Первым был доставлен бывший министр юстиции Щегловитов. Разговор с ним оказался малоинтересен. На сотрудничество он не шёл, говорить с выскочкой Керенским не желал, признавая всё же за ним право сильного. Весь разговор с ним уложился буквально в десять минут.
Иван Григорьевич Щегловитов имел вид морально страдающего и раздавленного судьбой человека, но, тем не менее, стойко держался, взяв себя в руки.
— Я думал, что я больше никогда не увижу вас после произнесенной фразы: «Вы тот человек, который может нанести самый опасный удар ножом в спину революции, и мы вас в такой момент не можем оставить на свободе».
Алекс молча смотрел на этого большого, сильного человека, принявшего свой арест со стойкостью настоящего русского человека, знающего правду.
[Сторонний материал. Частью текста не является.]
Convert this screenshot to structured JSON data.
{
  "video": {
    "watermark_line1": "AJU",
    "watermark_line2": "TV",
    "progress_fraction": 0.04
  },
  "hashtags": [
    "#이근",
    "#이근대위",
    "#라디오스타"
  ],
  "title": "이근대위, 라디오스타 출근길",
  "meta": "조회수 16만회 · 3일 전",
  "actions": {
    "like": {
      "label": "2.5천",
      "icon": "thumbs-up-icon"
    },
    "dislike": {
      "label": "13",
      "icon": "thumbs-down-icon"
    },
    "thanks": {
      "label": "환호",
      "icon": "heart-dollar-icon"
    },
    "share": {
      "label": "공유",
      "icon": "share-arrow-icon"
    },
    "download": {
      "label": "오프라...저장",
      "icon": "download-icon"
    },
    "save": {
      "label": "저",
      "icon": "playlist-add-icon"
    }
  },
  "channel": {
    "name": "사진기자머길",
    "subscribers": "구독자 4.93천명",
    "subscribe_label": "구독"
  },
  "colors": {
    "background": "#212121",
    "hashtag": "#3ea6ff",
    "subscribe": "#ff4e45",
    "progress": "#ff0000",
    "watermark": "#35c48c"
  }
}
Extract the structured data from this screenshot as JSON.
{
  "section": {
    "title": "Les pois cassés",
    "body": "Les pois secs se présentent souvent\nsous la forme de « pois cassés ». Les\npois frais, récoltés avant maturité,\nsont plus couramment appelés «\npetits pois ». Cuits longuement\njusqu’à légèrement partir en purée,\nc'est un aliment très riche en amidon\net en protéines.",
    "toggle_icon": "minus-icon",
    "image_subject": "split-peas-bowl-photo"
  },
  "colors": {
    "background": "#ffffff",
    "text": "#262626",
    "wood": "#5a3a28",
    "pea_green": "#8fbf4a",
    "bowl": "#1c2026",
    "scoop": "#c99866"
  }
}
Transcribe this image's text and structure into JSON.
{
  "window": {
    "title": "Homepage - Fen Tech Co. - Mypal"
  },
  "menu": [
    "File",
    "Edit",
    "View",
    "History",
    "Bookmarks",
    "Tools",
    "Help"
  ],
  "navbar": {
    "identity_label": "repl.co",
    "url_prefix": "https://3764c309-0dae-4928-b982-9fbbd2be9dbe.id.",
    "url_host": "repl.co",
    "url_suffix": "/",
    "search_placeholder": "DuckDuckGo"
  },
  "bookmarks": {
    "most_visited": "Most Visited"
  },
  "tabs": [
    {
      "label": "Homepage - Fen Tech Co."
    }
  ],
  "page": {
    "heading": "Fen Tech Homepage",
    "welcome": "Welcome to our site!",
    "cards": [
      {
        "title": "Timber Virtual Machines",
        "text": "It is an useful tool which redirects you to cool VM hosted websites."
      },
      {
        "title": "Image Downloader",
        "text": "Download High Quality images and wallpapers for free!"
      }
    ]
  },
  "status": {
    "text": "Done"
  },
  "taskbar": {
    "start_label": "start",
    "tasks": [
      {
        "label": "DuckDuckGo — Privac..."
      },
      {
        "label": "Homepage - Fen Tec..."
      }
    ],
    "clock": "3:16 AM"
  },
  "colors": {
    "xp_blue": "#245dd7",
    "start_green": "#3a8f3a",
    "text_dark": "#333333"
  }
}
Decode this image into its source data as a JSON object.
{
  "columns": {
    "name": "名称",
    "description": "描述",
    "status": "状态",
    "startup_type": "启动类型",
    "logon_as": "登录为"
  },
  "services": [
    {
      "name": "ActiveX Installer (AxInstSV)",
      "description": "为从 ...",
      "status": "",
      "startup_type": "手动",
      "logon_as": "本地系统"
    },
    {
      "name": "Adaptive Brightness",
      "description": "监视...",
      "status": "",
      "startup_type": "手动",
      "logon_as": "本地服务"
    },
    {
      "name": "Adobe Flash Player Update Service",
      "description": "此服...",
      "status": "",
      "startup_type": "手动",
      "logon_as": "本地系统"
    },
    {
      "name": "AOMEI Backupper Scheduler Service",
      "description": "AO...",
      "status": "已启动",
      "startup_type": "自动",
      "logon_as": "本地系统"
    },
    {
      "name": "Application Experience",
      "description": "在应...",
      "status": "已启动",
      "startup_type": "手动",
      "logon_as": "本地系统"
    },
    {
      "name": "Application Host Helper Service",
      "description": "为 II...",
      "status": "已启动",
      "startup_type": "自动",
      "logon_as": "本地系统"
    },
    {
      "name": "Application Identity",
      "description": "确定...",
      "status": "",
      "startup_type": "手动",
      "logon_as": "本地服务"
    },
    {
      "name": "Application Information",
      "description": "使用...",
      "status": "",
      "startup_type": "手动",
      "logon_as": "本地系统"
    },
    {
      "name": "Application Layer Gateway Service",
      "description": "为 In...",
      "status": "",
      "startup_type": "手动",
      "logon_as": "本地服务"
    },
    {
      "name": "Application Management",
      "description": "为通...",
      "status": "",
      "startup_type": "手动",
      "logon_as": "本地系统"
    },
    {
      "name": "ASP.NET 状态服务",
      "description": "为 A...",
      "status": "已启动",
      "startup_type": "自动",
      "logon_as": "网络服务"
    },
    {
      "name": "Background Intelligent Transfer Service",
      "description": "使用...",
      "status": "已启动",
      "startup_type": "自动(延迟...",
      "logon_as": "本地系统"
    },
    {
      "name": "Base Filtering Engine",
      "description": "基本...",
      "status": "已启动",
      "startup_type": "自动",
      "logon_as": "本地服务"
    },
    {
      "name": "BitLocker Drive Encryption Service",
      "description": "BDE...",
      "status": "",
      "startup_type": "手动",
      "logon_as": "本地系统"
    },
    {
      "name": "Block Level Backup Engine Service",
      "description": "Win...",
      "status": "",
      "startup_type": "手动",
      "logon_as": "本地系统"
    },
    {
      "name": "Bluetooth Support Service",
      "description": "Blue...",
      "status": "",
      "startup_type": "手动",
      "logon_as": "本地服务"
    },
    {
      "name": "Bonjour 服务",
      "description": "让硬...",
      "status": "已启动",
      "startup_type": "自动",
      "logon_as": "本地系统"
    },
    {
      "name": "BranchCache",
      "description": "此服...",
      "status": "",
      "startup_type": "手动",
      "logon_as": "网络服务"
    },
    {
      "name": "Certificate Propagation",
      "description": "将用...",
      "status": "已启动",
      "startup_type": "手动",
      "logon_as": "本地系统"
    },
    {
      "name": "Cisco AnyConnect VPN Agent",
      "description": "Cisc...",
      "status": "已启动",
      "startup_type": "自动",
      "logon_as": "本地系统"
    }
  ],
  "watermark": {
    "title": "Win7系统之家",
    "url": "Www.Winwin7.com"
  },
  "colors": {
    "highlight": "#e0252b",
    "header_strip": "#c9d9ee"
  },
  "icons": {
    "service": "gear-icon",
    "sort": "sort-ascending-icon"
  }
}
Его мужественная аура подавляла, заставляя рождавшиеся в мозгу Керенского слова так и оставаться у него на языке.
«Вот же человек! — невольно восхитился Алекс Щегловитовым. — Сразу чувствуется порода и ум. Вот таких людей мы теряли, взамен приобретая тех, кто хотел развязать гражданскую войну. Впрочем, они же сами в этом и виноваты. Рану нужно прижигать калёным железом, не обращая внимания на боль и запах. Не смогли они задавить революцию, задавили их. На войне, как на войне! Жаль, что они этого не поняли».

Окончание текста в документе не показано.